No matter how much we try to show “humanity” and “feeling” and not try to judge people, there has to be a point where we must let people know that when they do something unacceptable, they deserve whatever punishment they receive for it, regardless of the reason why they did it. That is why we pay a particular set of people millions of naira a year to be law court judges and another kind of people a little less than millions of naira a year to be law enforcement agents. It is also the reasons why religious leaders who are regarded as men of great understanding in the knowledge of their Gods exist so that they can teach the followers what the respective deities like and what they don’t like. You can’t argue that a court judge can’t send you to prison for theft because he neglects his marital duties, or that a policeman can’t arrest you for murder because he also drinks alcohol, in the same vein you can’t argue that a pastor cannot condemn you for covetousness because he also commits adultery. Those people are merely acting on a community’s contract which became binding on you when you became a member of that community. That is why God continued to send messages to the people of Israel through Moses despite the fact that Moses had anger management problems throughout his life and why David still continued to remain king of Israel despite committing just about every sin in the book.
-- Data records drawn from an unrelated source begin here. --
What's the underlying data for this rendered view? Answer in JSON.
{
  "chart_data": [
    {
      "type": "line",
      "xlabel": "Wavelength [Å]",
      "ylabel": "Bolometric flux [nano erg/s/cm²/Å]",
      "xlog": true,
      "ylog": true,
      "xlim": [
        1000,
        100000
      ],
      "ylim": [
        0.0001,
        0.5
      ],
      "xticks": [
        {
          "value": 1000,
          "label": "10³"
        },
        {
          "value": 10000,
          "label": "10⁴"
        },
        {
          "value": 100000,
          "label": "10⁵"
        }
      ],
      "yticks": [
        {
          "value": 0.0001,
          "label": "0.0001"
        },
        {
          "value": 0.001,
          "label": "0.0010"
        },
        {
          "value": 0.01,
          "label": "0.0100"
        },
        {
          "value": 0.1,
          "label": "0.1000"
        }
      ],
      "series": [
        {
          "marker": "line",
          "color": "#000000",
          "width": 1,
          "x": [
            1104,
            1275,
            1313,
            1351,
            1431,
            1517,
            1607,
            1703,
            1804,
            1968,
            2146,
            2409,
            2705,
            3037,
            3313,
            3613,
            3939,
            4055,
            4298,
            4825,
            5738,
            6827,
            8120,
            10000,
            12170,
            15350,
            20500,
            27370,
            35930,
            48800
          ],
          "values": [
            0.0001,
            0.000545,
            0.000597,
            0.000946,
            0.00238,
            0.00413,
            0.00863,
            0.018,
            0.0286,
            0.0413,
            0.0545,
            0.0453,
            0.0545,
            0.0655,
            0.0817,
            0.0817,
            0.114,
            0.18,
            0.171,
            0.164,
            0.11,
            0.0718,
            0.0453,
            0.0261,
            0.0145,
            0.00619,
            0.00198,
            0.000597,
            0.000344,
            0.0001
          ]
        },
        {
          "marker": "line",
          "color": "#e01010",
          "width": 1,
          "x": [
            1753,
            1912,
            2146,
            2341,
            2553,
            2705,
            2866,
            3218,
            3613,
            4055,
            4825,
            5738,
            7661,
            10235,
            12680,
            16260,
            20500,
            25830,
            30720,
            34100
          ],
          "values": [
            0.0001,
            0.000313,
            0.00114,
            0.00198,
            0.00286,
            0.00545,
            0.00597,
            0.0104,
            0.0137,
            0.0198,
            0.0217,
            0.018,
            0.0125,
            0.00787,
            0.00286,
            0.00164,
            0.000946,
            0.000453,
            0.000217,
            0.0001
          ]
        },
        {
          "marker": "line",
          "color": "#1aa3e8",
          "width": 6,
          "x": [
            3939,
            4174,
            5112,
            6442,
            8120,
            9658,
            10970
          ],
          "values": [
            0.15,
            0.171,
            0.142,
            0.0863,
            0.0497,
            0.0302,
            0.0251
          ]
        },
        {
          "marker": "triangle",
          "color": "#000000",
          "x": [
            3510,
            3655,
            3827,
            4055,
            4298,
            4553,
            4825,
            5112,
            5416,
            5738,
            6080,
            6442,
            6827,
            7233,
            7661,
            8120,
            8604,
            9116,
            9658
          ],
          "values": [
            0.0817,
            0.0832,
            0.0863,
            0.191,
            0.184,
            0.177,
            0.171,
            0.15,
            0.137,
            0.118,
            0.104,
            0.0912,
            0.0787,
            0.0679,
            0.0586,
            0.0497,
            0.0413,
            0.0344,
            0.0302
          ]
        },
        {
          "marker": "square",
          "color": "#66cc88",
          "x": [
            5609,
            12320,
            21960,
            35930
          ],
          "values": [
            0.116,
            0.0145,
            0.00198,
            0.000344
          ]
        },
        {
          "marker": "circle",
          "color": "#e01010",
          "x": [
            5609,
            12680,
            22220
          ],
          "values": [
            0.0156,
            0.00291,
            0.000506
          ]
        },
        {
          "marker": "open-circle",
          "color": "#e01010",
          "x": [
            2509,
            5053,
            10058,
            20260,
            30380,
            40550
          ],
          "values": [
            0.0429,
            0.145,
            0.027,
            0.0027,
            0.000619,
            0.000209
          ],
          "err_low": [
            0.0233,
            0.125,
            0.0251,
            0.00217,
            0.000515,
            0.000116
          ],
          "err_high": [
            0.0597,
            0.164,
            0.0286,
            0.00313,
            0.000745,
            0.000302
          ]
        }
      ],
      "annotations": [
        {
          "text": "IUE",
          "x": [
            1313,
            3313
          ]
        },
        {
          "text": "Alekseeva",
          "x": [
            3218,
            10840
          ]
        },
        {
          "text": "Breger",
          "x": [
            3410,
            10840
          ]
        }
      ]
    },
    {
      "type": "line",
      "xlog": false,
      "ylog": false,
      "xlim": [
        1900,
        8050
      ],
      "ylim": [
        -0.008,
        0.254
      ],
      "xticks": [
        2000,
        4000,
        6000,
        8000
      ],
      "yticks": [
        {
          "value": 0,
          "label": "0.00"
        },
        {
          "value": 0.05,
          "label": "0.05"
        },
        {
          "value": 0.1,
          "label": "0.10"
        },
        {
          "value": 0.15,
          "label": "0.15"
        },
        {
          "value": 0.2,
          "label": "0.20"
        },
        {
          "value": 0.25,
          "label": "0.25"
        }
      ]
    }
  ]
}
The thesis of my argument today is this; accusing someone, who is merely quoting a statement in the holy book that guides his life, of condescension, is a sign that you are a hypocrite. When Jesus Christ made the “don’t judge, that you may not be judged” statement in Matthew 7:1 I am sure he did not mean it in the “don’t condemn people even when they are clearly doing something wrong” context or else there would be no reason for salvation and evangelism. It is an insight into why Nigeria’s justice system seems to not be working. We, Nigerians, want our justice to be a respecter of not just persons, but also of the state of finances of such persons. For example the notion that poor people should somehow be above censure because they are poor. You may say that I am talking this way because I am a risk averse slacker who has never been in a desperate situation all his life, but if we have to hush up a clear case of greed and avarice with, “you have no right to talk about it because you are not perfect yourself,” then we really needto take a long hard look at ourselves.